Much of the emphasis in Lucene 2.9 is around performance improvements, many of which result from low level internal infrastructure changes to the way Lucene manages its index. Lucene's index database is composed of a number of separate "segments" each stored in an individual file. When you add documents to the index, new segments may be created which are added incrementally and can be merged. Lucene caches the field information for sorting in its FieldCache, but loading the field cache in Lucene 2.4 and earlier has been an expensive operation particularly since 2.4 regularly reloads the entire field cache. During preparation for release 2.9 the Lucene team noted that segments typically change infrequently – they change when you do a merge or a delete for example but older segments tend to stay static. The field cache has therefore been modified such that it only reloads parts where the segment has changed.
Lucene has also been inefficient when loading FieldCaches over multiple segments. In addition, version 2.9 has bypassed the need for loading FieldCaches over multiple segments, another historical inefficiency, by managing the internal FieldCache per segment. The results of these changes are impressive. Lucid Imagination's Mark Miller ran a simple benchmark using 5,000,000 unique strings and saw a performance improvement of around 15 times against Lucene 2.4:
Lucene 2.4: 150.726s
Lucene 2.9: 9.695s
Other significant performance enhancements include re-opening times. Lucene 2.9 introduces a new IndexWriter.getReader() method which returns a reader that searches the full index, including any uncommitted changes in the current IndexWriter session, providing near real-time searching. It is also possible to "warm" these segments so they are ready to be used immediately using IndexWriter.setMergedSegmentWarmer().
Another area which has seen a significant overhaul is numeric handling, particularly in the context of range queries such as "find me all CDs between 0.5 and 9.99 GBP". Since Lucene's search is largely text based prior to 2.9, Lucene's numeric handling presented a series of string based encodings which operated at full precision. This often produced a large number of unique terms which Lucene would then have to iterate to build up a complete set of results. Many developers have written their own custom encoders to work around this but with version 2.9 Lucene now supports native encoding for numbers. Field and Query classes use a precision step to determine how much precision to encode when indexing and searching. This can greatly reduce the number of terms that need to be searched and can have a significant impact on query response times.

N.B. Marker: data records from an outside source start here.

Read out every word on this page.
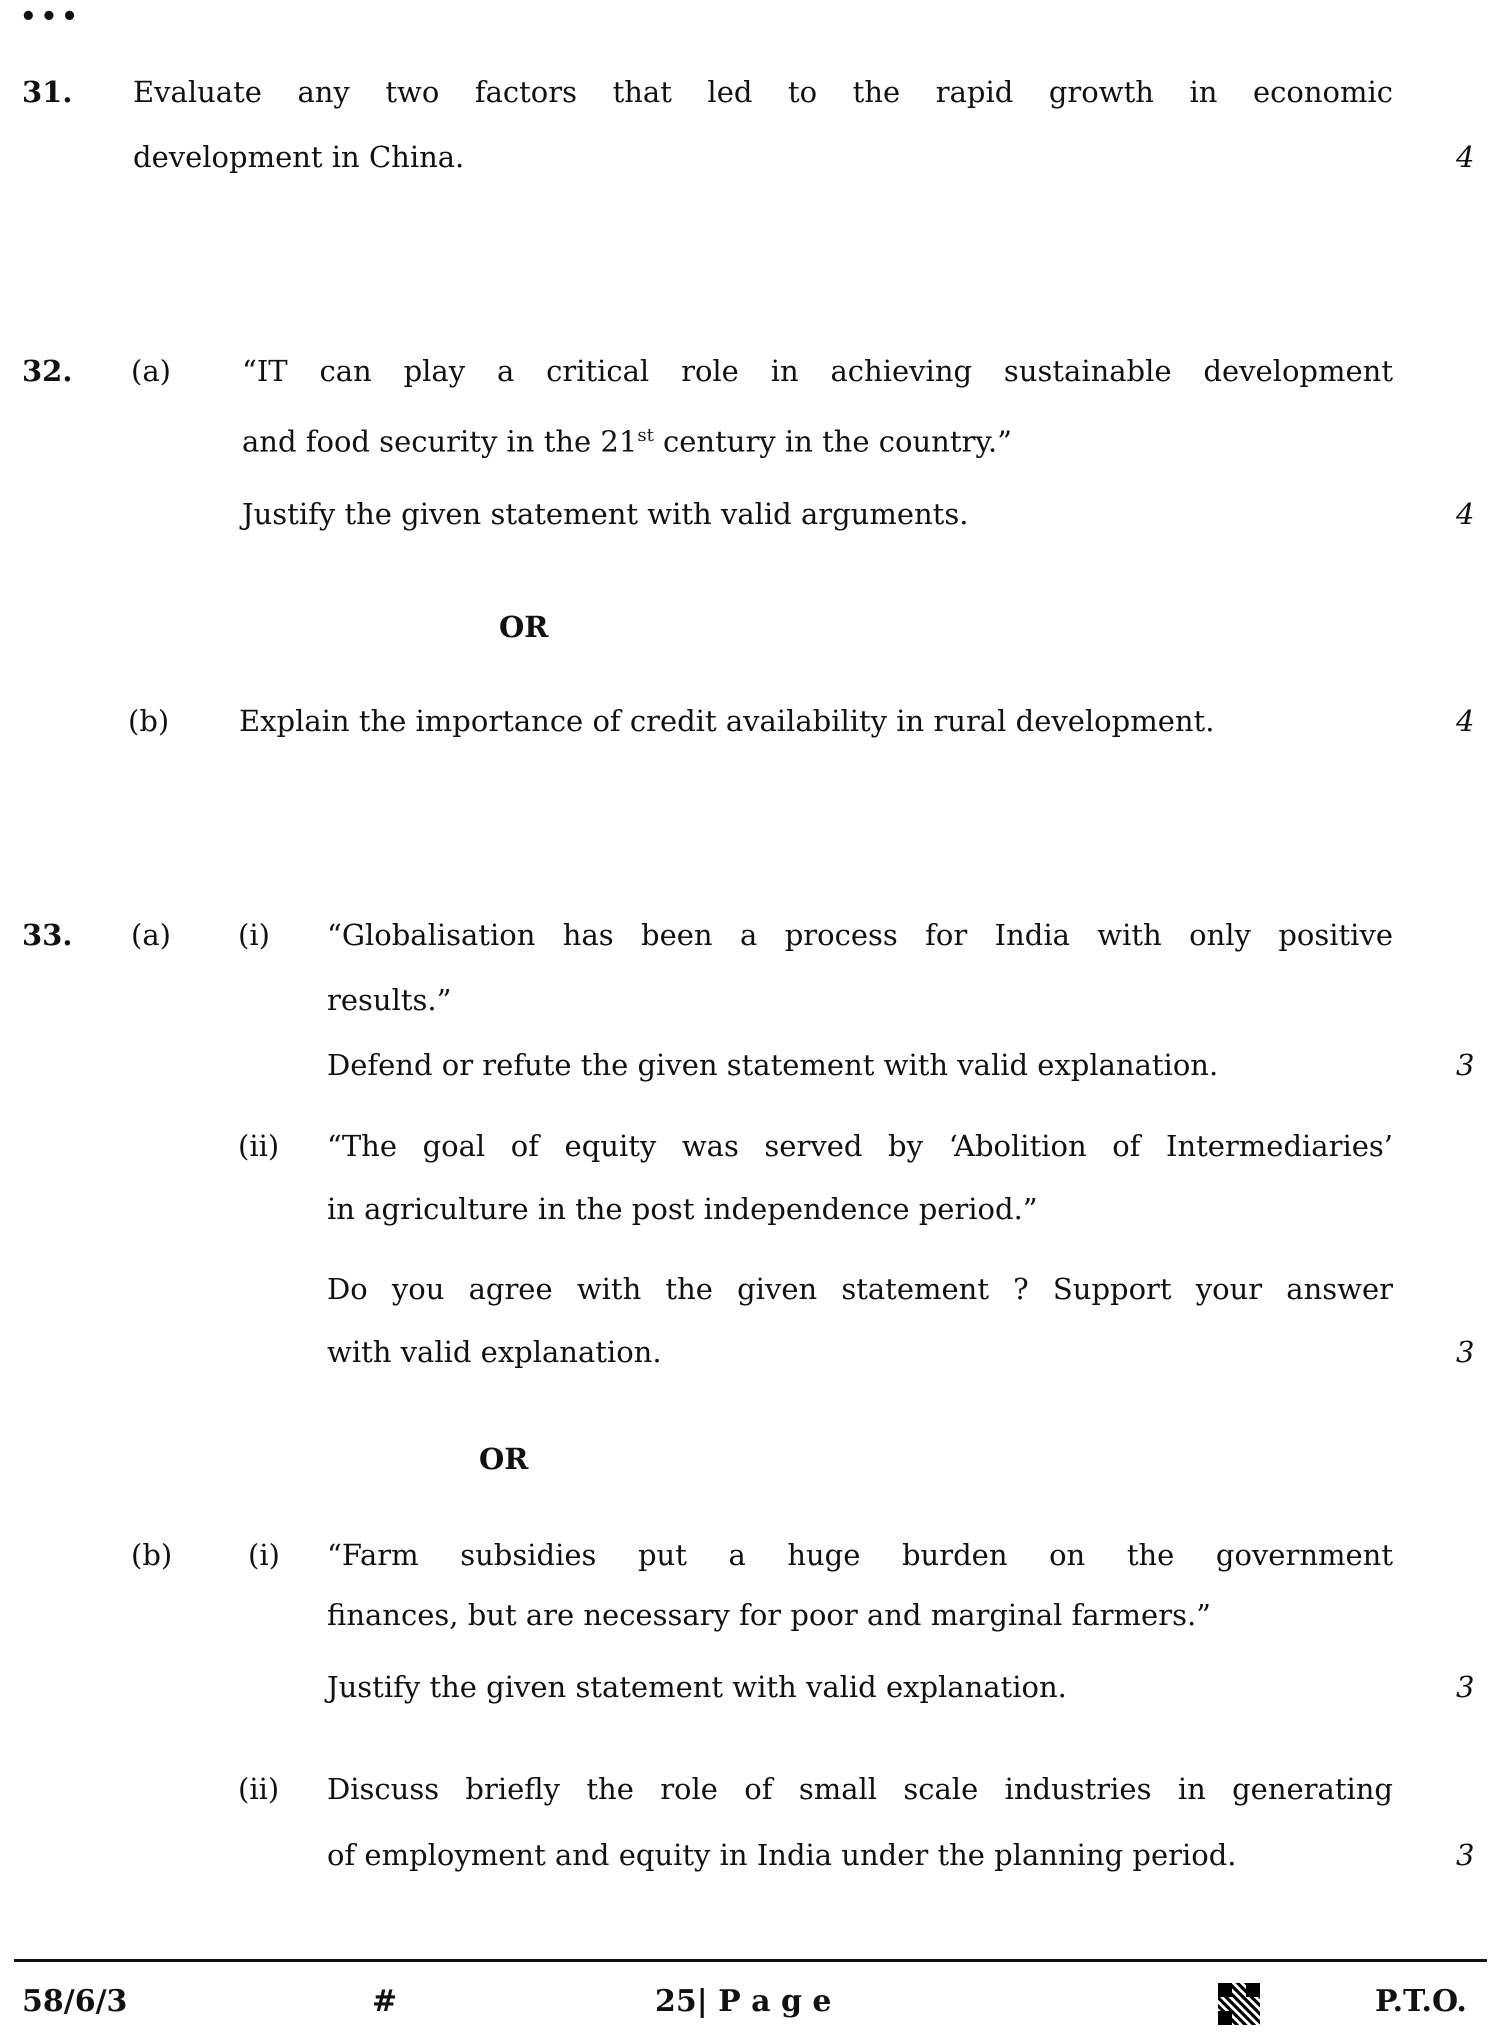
•••
31. Evaluate any two factors that led to the rapid growth in economic
development in China.	4
32. (a) “IT can play a critical role in achieving sustainable development
and food security in the 21st century in the country.”
Justify the given statement with valid arguments.	4
OR
(b) Explain the importance of credit availability in rural development.	4
33. (a) (i) “Globalisation has been a process for India with only positive
results.”
Defend or refute the given statement with valid explanation.	3
(ii) “The goal of equity was served by ‘Abolition of Intermediaries’
in agriculture in the post independence period.”
Do you agree with the given statement ? Support your answer
with valid explanation.	3
OR
(b)	(i) “Farm subsidies put a huge burden on the government
finances, but are necessary for poor and marginal farmers.”
Justify the given statement with valid explanation.	3
(ii) Discuss briefly the role of small scale industries in generating
of employment and equity in India under the planning period.	3
58/6/3	#	25| P a g e	P.T.O.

In addition version 2.9 introduces new query types with more scalable multi-term queries (wildcard, prefix, etc.), and new analysers for Persian, Arabic and Chinese. There is also improved Unicode support, a new query parser framework, and support for geospatial searches allowing filtering and sorting of documents based on distance (for example find all dry cleaners within 5 miles of my house). There are many more changes and improvements. A complete list can be found here.
While Lucene generally maintains full backwards compatibility between major versions, Lucene 2.9 has a variety of breaks that are spelled out in the 'Changes in backwards compatibility policy' section of CHANGES.txt. As such migration to 2.9 is likely to require a re-compile and proper regression testing and other appropriate due diligence. Re-compiling against 2.9 will also highlight any calls to deprecated methods allowing developers to update their applications in preparation for version 3. This is advisable since Lucene 3.0 will drop support for Java 1.4 and remove all functionality marked as deprecated in the 2.9 version.